Économiser, baisser les impôts, privatiser
Pour sortir de la récession, Postimees appelle le gouvernement à prendre des mesures économiques choc :
«L'industrie estonienne et les exportations ne peuvent pas rapporter autant que ce que l'Etat débourse. Il est donc important de savoir quelles dépenses peuvent être stoppées ou reportées. ... Postimees invite le gouvernement à s'inspirer de l'ancien modèle lituanien et de l'actuel modèle argentin. En s'aidant de la philosophie classique de la relance économique : réduire les impôts, les dépenses publiques et privatiser. C'est-à-dire reproduire tout ce que nous avons fait au début des années 1990 pour nous mener à la réussite. Les règles de l'économie sont les mêmes depuis cette époque.»
Une croissance modérée est à privilégier
Dans Eesti Päevaleht, l'expert économique Heido Vitsur analyse les différentes approches des pays amis :
«Le fait que la Lituanie s'en sorte mieux que nous face à la crise actuelle ne devrait pas nous surprendre.

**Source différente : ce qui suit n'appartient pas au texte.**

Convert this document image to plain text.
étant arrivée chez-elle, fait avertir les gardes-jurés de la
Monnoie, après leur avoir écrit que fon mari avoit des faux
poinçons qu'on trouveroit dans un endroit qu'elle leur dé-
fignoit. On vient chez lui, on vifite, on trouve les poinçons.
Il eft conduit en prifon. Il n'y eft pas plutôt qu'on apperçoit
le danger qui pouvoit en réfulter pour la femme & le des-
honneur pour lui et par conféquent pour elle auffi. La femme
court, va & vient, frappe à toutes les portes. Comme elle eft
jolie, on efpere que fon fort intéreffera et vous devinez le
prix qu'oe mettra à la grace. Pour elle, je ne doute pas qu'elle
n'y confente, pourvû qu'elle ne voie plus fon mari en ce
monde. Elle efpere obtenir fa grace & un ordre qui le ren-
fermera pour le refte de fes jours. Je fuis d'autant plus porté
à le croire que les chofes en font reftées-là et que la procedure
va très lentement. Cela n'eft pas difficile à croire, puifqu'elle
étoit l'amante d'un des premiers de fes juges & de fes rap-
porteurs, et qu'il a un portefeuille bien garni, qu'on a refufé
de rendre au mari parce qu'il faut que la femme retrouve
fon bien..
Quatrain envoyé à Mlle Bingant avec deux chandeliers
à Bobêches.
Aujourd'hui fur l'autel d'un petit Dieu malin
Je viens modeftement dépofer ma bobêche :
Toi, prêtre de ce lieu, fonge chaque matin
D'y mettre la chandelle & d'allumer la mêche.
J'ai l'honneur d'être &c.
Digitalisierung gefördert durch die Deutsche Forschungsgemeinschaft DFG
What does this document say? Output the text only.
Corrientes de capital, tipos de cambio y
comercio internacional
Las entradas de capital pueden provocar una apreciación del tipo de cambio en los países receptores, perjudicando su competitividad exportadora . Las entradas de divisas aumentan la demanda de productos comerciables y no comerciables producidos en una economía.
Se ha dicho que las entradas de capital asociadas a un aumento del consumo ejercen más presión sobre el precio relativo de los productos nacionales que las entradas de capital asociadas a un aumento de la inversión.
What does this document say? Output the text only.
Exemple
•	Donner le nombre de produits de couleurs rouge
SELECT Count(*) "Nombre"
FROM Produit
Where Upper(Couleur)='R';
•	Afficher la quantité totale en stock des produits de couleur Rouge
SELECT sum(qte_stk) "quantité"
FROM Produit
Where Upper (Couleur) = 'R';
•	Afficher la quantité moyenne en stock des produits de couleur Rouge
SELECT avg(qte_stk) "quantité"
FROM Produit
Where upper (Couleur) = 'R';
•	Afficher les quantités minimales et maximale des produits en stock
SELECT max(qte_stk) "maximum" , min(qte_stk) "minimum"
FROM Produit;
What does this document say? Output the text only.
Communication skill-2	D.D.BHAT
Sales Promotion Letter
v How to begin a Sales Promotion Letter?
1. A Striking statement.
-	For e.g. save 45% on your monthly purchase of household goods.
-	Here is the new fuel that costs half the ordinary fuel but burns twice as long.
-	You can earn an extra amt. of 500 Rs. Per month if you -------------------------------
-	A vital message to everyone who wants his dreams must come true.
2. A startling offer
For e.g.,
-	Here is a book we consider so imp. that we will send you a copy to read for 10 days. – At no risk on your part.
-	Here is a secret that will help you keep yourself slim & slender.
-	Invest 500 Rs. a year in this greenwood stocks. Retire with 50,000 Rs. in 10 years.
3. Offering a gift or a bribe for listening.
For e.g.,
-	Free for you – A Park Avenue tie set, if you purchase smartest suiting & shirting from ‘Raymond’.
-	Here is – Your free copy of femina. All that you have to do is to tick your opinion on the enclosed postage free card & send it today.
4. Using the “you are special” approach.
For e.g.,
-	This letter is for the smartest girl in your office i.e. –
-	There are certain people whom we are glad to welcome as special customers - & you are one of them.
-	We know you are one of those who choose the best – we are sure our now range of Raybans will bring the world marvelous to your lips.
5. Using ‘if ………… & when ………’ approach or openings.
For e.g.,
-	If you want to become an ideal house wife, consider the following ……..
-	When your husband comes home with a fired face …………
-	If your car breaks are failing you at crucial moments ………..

Après tout, elle s'est tirée de la crise financière avec moins d'égratignures et a suivi une trajectoire de croissance qui a placé le pays sur une courbe ascendante assez régulière en termes de PIB par habitant. Ce dernier est resté stable et a atteint en 2021 le PIB que nous avions en 2014-2015. Depuis, il est constamment supérieur au nôtre, même si notre PIB a continué de croître. ... La Lituanie et l'Estonie ont poursuivi des objectifs globalement similaires, mais l'Estonie a adopté un modèle plus libéral, rapide et radical que la Lituanie. ... Cette dernière s'est montrée plus lente et réservée dans son approche.»
Une approche trop dogmatique de la dette publique
L'Estonie n'a pas une stratégie payante face à la récession, résume Nerijus Mačiulis, économiste en chef d'une banque suédoise basée en Lituanie, dans le journal Verslo žinio :
«Au lieu d'investir dans les énergies renouvelables et les infrastructures ou de prendre des mesures pour encourager les investissements des entreprises et les exportations, l'Estonie fait exactement ce que les manuels d'économie et l'expérience de l'UE recommandent de ne pas faire : elle procède à une consolidation fiscale et tente de réduire rapidement le déficit budgétaire. Au lieu d'exploiter le potentiel de [sa faible dette publique] et de relancer l'économie à court terme par l'endettement, le pays prend le chemin inverse. ... La gestion dogmatique de la dette publique, qui faisait autrefois la fierté de l'Estonie, la met désormais à genoux.»